As I gazed at the sky, which was gradually assuming a rosier tint, my heart grew brighter too. When I thought of the tribulations I had undergone until now, the change was somewhat disappointing … rather out of proportion; but rowing out to sea like this had been an unique experience—perhaps I had no warrant for discontent. Giving heartfelt thanks that I had seized the opportunity of heaving to while still in sight of shore, I turned and looked at the mask on the table. I intended to bid it farewell, lightly with generosity and a clear, honest feeling of detachment.

But the brightness of the sky had not reached the mask. This dark countenance, belonging to another person, staring expressionlessly back at me checked any intimacy; it was like something concealing its own independent desires. It was like an evil spirit, I thought, that had come from some legendary country. And suddenly I recalled a fairytale I had read or heard far in the past.

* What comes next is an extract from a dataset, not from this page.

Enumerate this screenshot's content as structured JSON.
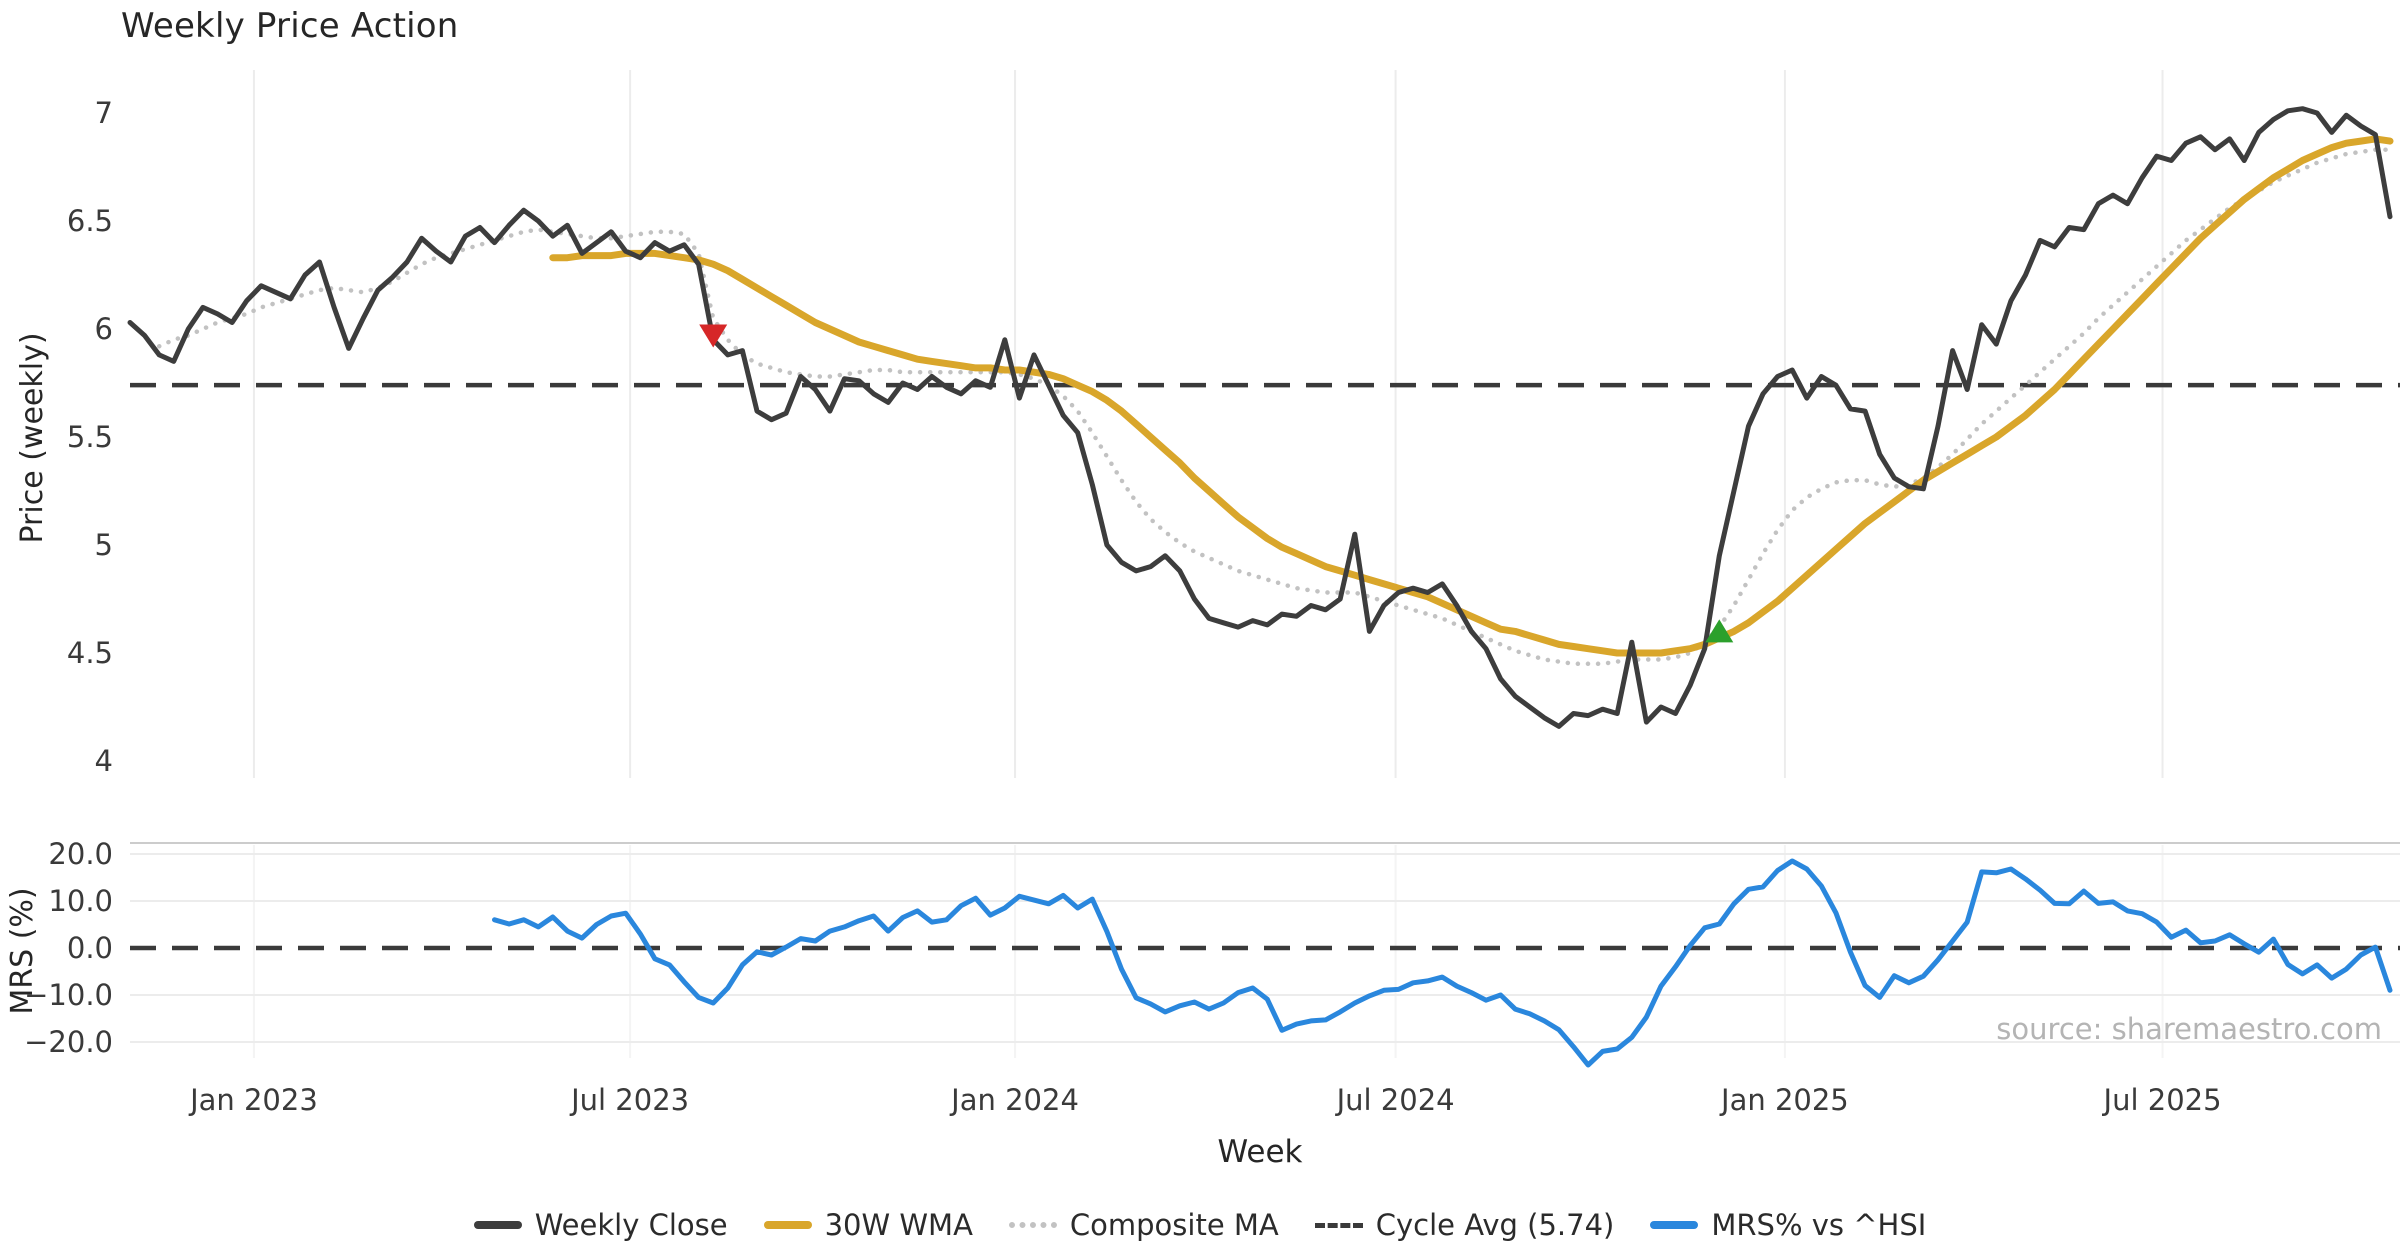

Long ago, a king contracted a strange disease. It was a frightful malady that wasted his body. Neither doctors nor medicines were of any avail. Thereupon the king foreswore doctors and made a new law, which condemned to death anyone who looked upon his face. The law was effective; although the king’s nose disintegrated, and his hands disappeared from his wrists, and his legs vanished from the knees down, not a single person doubted that he was enjoying his customary health. The
disease worsened, and the king, no longer able even to move, like a candle that had begun to melt, at length decided to seek help. But it was too late; his very mouth had gone. He died, but not a single one of the king’s faithful ministers suspected his absence. And since the silent ruler never again committed an error, it is said that for many years hence his people respected and felt affection for their wise sovereign.

I was suddenly irritated and, closing the window, threw myself once again on the bed. Actually I had tried the mask out for scarcely half a day—nothing to boast about. I could draw in my horns any time. Closing my eyes, I conjured up meaningless fragments of scenes one by one, starting with the rain-drenched window: a blade of grass sprouting from a crack in the pavement; a splotch on the wall in the shape of an animal; the bump on the old, scarred trunk of a tree; a spider’s web on the point of breaking under the weight of dewdrops. It was my ritual at times when I could not fall asleep.

But now it didn’t work. Indeed, for no reason my restlessness grew more and more intense. Suddenly I thought how good it would be if the fog outside were poison gas. Or else, how nice if war erupted, or a volcano exploded, all the world were asphyxiated, the realities of life smashed to pieces. K, of the artificial organs, had told me of soldiers who had lost their faces on the battlefield and had committed suicide; and I knew very well that such incidents had occurred, for I had spent a great part of my youth in battle. It was simply a period when the market in faces was in a slump. How much significance could the roadway to others have when death was closer than one’s companions? The charging soldier did not need a face. This, indeed, was the only period when a bandaged face appeared beautiful.

In my imagination, I was a gunner, aiming at anything that came in sight, picking off one thing after the other. At length, in the gun smoke, I fell asleep again.

T
HE
influence which the rays of the sun exert on the mental state is a strange thing. Or was it simply that I had had enough sleep? Anyway, after shifting from side to side in their brilliance, I awoke. It was already past ten, and my twilight musings, like morning dew, had quite evaporated.